Co do ubezpieczenia paczki, ...owszem, warto ubezpieczać, płaci się za to dodatkowo jakieś 20-30zł, ale jak ktoś kupuje sprzęt za 2000złi wysyła nieubezpieczony, to co się dziwi taki delikwent?
Pozatym wartość ubezpieczenia i na poczcie i u kuriera, jest ograniczona.MOzna np: wysłać sprzet za 5000zl, ale jak zaginie to nie oddadzą tych 5000zł, tylko jakąś tam sumę maksymalną.Więc wcale nie jest tak kolorowo.
Przykład pewnej akcji , gdzie kurier zniszczył laptopa w paczce, była ubezpieczona, właściciel dostał odszkodowanie wartości chyba 1700zł, a laptop warty 3500:),

: 08.12.2009 15:23:14
autor: wert
Z tego co kojarzę (przynajmniej u mnie w firmie tak jest) przesyłkę w firmie kurierskiej ubezpiecza się na konkretną wartość i taką też sumę otrzymuje się w przypadku zgubienia paczki.

: 08.12.2009 19:41:33
autor: Grondag
Mnie się wydaje że wszystkie ubezpieczenia jakie są są na jakąś kwotę a nie na wartosć przedmiotu- bo ile warte jest,np. życie?

: 01.01.2010 07:19:07
autor: adix210
ale życia nie wysyłasz kurierem :D

: 03.01.2010 22:17:49
autor: szymon102
To jak okradanie klienta.

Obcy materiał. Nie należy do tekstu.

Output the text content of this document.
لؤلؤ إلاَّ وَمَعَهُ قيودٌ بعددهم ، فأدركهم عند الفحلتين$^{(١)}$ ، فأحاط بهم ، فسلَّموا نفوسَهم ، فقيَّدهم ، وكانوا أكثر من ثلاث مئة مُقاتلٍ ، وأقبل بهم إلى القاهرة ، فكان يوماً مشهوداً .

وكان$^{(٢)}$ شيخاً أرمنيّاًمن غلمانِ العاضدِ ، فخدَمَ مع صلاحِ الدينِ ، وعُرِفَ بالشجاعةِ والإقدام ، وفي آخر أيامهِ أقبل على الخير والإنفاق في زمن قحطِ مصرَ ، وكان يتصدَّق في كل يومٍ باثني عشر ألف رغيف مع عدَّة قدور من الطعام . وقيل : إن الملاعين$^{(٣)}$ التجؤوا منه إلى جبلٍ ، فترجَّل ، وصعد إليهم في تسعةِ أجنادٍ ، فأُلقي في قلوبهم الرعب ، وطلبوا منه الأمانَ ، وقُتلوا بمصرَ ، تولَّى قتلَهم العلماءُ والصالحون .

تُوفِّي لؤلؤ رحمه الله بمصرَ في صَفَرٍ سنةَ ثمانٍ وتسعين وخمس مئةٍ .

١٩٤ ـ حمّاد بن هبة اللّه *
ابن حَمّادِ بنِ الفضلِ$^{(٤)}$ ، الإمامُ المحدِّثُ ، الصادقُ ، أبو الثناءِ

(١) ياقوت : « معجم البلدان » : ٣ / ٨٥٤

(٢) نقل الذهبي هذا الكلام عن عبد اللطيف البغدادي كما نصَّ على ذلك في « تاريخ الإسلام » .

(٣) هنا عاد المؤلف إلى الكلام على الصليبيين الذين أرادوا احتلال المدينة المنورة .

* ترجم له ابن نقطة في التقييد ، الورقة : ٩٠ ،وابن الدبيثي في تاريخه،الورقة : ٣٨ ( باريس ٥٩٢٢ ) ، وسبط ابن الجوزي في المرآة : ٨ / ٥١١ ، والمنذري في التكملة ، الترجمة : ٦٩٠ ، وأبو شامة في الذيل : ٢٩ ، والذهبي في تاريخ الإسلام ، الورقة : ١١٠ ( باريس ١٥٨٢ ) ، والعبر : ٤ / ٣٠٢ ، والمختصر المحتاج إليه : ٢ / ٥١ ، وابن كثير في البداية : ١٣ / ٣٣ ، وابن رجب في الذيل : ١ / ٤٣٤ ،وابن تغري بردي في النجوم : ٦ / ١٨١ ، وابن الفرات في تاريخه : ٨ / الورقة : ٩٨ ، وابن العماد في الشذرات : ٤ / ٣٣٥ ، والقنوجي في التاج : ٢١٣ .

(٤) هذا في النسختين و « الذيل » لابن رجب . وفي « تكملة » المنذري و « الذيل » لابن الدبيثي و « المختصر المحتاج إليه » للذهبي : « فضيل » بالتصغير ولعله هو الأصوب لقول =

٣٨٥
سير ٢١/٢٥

Raczej powinni ponosić jakąś odpowiedzialność za to, co przewożą. Powodzenia w odnalezieniu amorka choć nie ukrywam, że nie będzie to łatwe. Proponuję zdobyć jakieś inf. przez jakie miejsca paczka szła i zadzwonić do każdego z tych miejsc (mówię o jakiś miejscach gdzie segregują przesyłki itp.) i zapytać czy po prostu nie mają jakiejś paczki bez adresu czy coś. Poczta polska no w ogóle jest syf. Co z tego, że zapłacisz dodatkową kasę żeby "nie rzucali przedmiotem" jak i tak mają do gdzieś. Paczek gubi się mało więc nie dziwne, że nie ponoszą konsekwencji.

: 25.02.2010 10:41:46
autor: szustaczek
odświeżę lekko temat
bo wysłałem przesyłke listową priorytetową dnia 16.02.2010 niby nic drogiego bo gripy no ale jednak kupujący czeka na paczkę i nic. jaka jest szansa odnalezienia takiego czegoś jeśli nie było wysyłane poleconym tylko zwykłym listem?

: 25.02.2010 11:05:54
autor: akSiorek
szustaczek mi kumpel wysłał sprężynę do dampera 11 lutego, doszła wieczorem 23, niech czeka..

: 25.02.2010 17:16:00
autor: szustaczek
ale priorytetem czy nie? bo jak nie to normalka, cóż no nadal się łyudze, że to dojdzie

: 25.02.2010 17:50:21
autor: dh95
jeżeli paczka nie była ubezpieczona to jesteś przegrany a jak była to domagaj się od poczty odszkodowania a jak nie bedą chcieli dać do zgłoś sprawe na policje albo do prokuratury okręgowej

: 27.02.2010 23:27:34
autor: szustaczek
czyli jestem w dupie;/

: 28.02.2010 12:52:43
autor: cOcON
Co masz na myśli? Podobna sytuacja Szustaczek?

: 28.02.2010 13:10:46
autor: cOcON
Sorry. Już doczytałem, wszystko wiem.